Artificial intelligence has entered a pivotal stage in its evolution. What began as an experimental technology is now a defining force shaping economies, industries, and societies worldwide. From enhancing productivity to transforming how we make decisions, AI has become a central pillar of competitiveness. We have long ago left behind the possibility that AI adoption is optional; now, we must define how we use it to create sustainable value, bridge skills gaps, and ensure equitable progress.
Much like the arrival of the internet three decades ago, most would agree that AI is now an integral element of many parts of everyday life, and its influence is set to extend to every sector of the economy, every type of job, and every level of society in the coming years.
While the global conversation on AI often focuses on competition, this is not a race to be the fastest; the focus is on effectiveness, or who harnesses AI most productively to drive sustainable growth, inclusion, and progress.
The technology is shaping boardroom decisions, redefining industries, and transforming how consumers live, work, and interact. According to McKinsey, 78 per cent of organisations worldwide are now using AI in at least one business function, compared with 55 per cent a year earlier. This acceleration marks the beginning of a new economic cycle driven by informed intelligence, not simple automation.
Growth in productivity
AI is enhancing productivity across industries, from manufacturing and logistics to healthcare and financial services. In banking, it enables smarter risk modelling, real-time fraud detection, and more personalised customer experiences. It also improves operational efficiency by automating repetitive processes and allowing professionals to focus on creative and strategic work.
The potential economic value is immense. McKinsey estimates that generative AI alone could lift the productivity of the global banking sector by between 2.8 and 4.7 per cent of annual revenues. This translates into stronger financial performance, but more importantly, it enhances human potential. When technology takes over what is, by nature, mechanical, people gain time to innovate, collaborate, and solve higher-order challenges.
AI, therefore, creates an economy that is faster, smarter, and ultimately more human in its value creation.

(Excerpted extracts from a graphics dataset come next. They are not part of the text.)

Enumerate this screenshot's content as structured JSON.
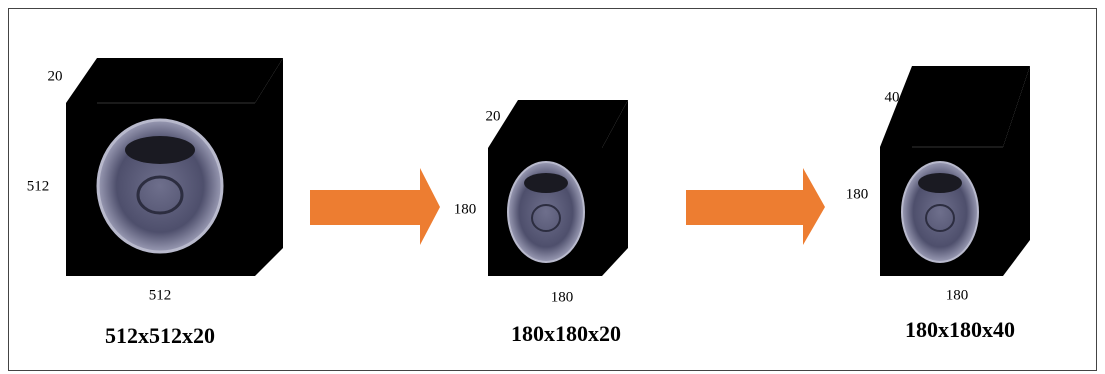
{
  "cubes": [
    {
      "depth_label": "20",
      "height_label": "512",
      "width_label": "512",
      "caption": "512x512x20"
    },
    {
      "depth_label": "20",
      "height_label": "180",
      "width_label": "180",
      "caption": "180x180x20"
    },
    {
      "depth_label": "40",
      "height_label": "180",
      "width_label": "180",
      "caption": "180x180x40"
    }
  ]
}
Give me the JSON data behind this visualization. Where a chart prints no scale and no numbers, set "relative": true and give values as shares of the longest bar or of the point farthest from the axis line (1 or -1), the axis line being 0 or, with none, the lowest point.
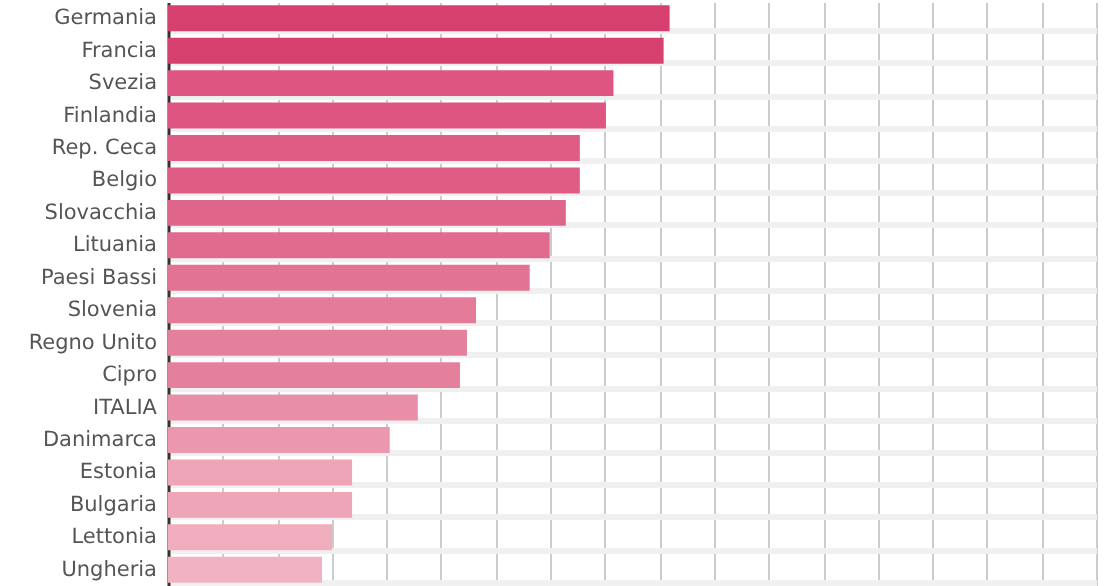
{
  "chart_data": {
    "type": "bar",
    "orientation": "horizontal",
    "relative": true,
    "grid": true,
    "categories": [
      "Germania",
      "Francia",
      "Svezia",
      "Finlandia",
      "Rep. Ceca",
      "Belgio",
      "Slovacchia",
      "Lituania",
      "Paesi Bassi",
      "Slovenia",
      "Regno Unito",
      "Cipro",
      "ITALIA",
      "Danimarca",
      "Estonia",
      "Bulgaria",
      "Lettonia",
      "Ungheria"
    ],
    "values": [
      1,
      0.988,
      0.888,
      0.873,
      0.821,
      0.821,
      0.793,
      0.761,
      0.721,
      0.614,
      0.596,
      0.582,
      0.498,
      0.442,
      0.367,
      0.367,
      0.327,
      0.307
    ],
    "colors": [
      "#d6406f",
      "#d6406f",
      "#dd5580",
      "#dd5580",
      "#df5d85",
      "#df5d85",
      "#e0658a",
      "#e16b8f",
      "#e27393",
      "#e47b98",
      "#e5809c",
      "#e5809c",
      "#e98ea7",
      "#eb97ad",
      "#eea5b7",
      "#eea5b7",
      "#f0adbd",
      "#f1b3c2"
    ]
  }
}
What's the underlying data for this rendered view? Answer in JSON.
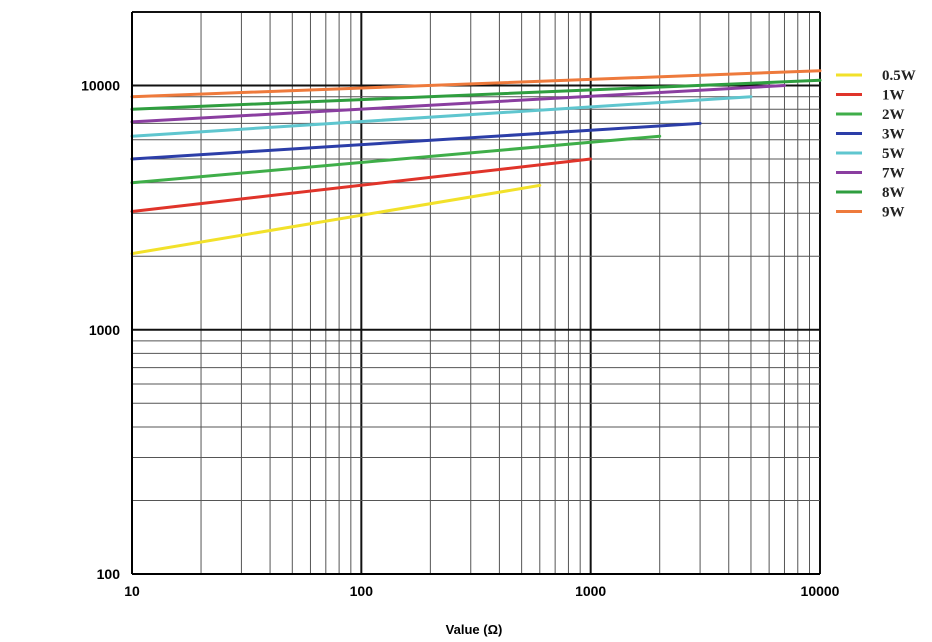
{
  "chart_data": {
    "type": "line",
    "title": "",
    "xlabel": "Value (Ω)",
    "ylabel": "",
    "x_scale": "log",
    "y_scale": "log",
    "xlim": [
      10,
      10000
    ],
    "ylim": [
      100,
      20000
    ],
    "x_ticks": [
      10,
      100,
      1000,
      10000
    ],
    "x_tick_labels": [
      "10",
      "100",
      "1000",
      "10000"
    ],
    "y_ticks": [
      100,
      1000,
      10000
    ],
    "y_tick_labels": [
      "100",
      "1000",
      "10000"
    ],
    "grid": true,
    "legend_position": "right",
    "series": [
      {
        "name": "0.5W",
        "color": "#f2e12a",
        "x": [
          10,
          600
        ],
        "y": [
          2050,
          3900
        ]
      },
      {
        "name": "1W",
        "color": "#e0342a",
        "x": [
          10,
          1000
        ],
        "y": [
          3050,
          5000
        ]
      },
      {
        "name": "2W",
        "color": "#3fae49",
        "x": [
          10,
          2000
        ],
        "y": [
          4000,
          6200
        ]
      },
      {
        "name": "3W",
        "color": "#2c3ea8",
        "x": [
          10,
          3000
        ],
        "y": [
          5000,
          7000
        ]
      },
      {
        "name": "5W",
        "color": "#5fc6cf",
        "x": [
          10,
          5000
        ],
        "y": [
          6200,
          9000
        ]
      },
      {
        "name": "7W",
        "color": "#8a3ea0",
        "x": [
          10,
          7000
        ],
        "y": [
          7100,
          10000
        ]
      },
      {
        "name": "8W",
        "color": "#2f9e3f",
        "x": [
          10,
          10000
        ],
        "y": [
          8000,
          10500
        ]
      },
      {
        "name": "9W",
        "color": "#ee7a3c",
        "x": [
          10,
          10000
        ],
        "y": [
          9000,
          11500
        ]
      }
    ]
  }
}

Redefining financial systems and economic value
In financial services, AI is redefining how value is generated and distributed. Hyper-personalised products, predictive analytics, and adaptive fraud detection systems are improving efficiency and <a href="https://jordangazette.com/dbm-studio-founder-mahsa-gholizadeh-on-building-without-investors/”>building greater trust. On a broader level, AI-driven insights are influencing capital allocation, investment strategies, and risk management, fundamentally changing how economies function.
Financial institutions that use AI responsibly are finding new ways to enhance transparency, accessibility, and customer confidence. They are improving credit assessment, enhancing financial inclusion, and building resilience into the financial system, all through combining data and decision science.
Economic impact and challenges ahead
AI is becoming a cornerstone of economic resilience. It unlocks efficiency gains, enables new business models, and creates smarter resource allocation. Yet the true challenge for governments and industries is more about the integration process: how can we embed AI responsibly, ethically, and at scale?
This requires significant investment in people. 46 per cent of business leaders globally cite skill gaps as a major barrier to AI adoption, and job postings related to agentic AI have increased almost tenfold over the past year. The economies that prioritise digital education, data literacy, and reskilling will be the ones that unlock the full potential of AI. Those who do not will struggle to keep pace with transformation.
For the GCC, this point in time holds a particular promise
With diversification at the heart of every national strategy and agenda, AI can accelerate growth across finance, manufacturing, logistics, and public services. It can help create high-skilled employment, expand digital inclusion, and position the region as a leader in innovation-driven economic development.
Leading responsibly in an intelligent future
The AI arms race is not a race to build the most powerful systems; it is a race to use such systems most effectively. According to reports, generative AI could create between $2.6tn and $4.4tn in value across global industries. This scale of impact will determine which economies lead in the next decade.
AI should be seen as a toolkit for growth, inclusion, and resilience, and as an enabler of progress, not a threat to it. Economies that combine technological investment with strong governance, clear ethics, and a focus on human capability will shape the next chapter of global prosperity. We must all consider how to adopt AI with purpose, while ensuring the technology serves people, drives innovation, and builds a future defined by shared progress.
The writer is the group head of Technology, Transformation & Information at Mashreq.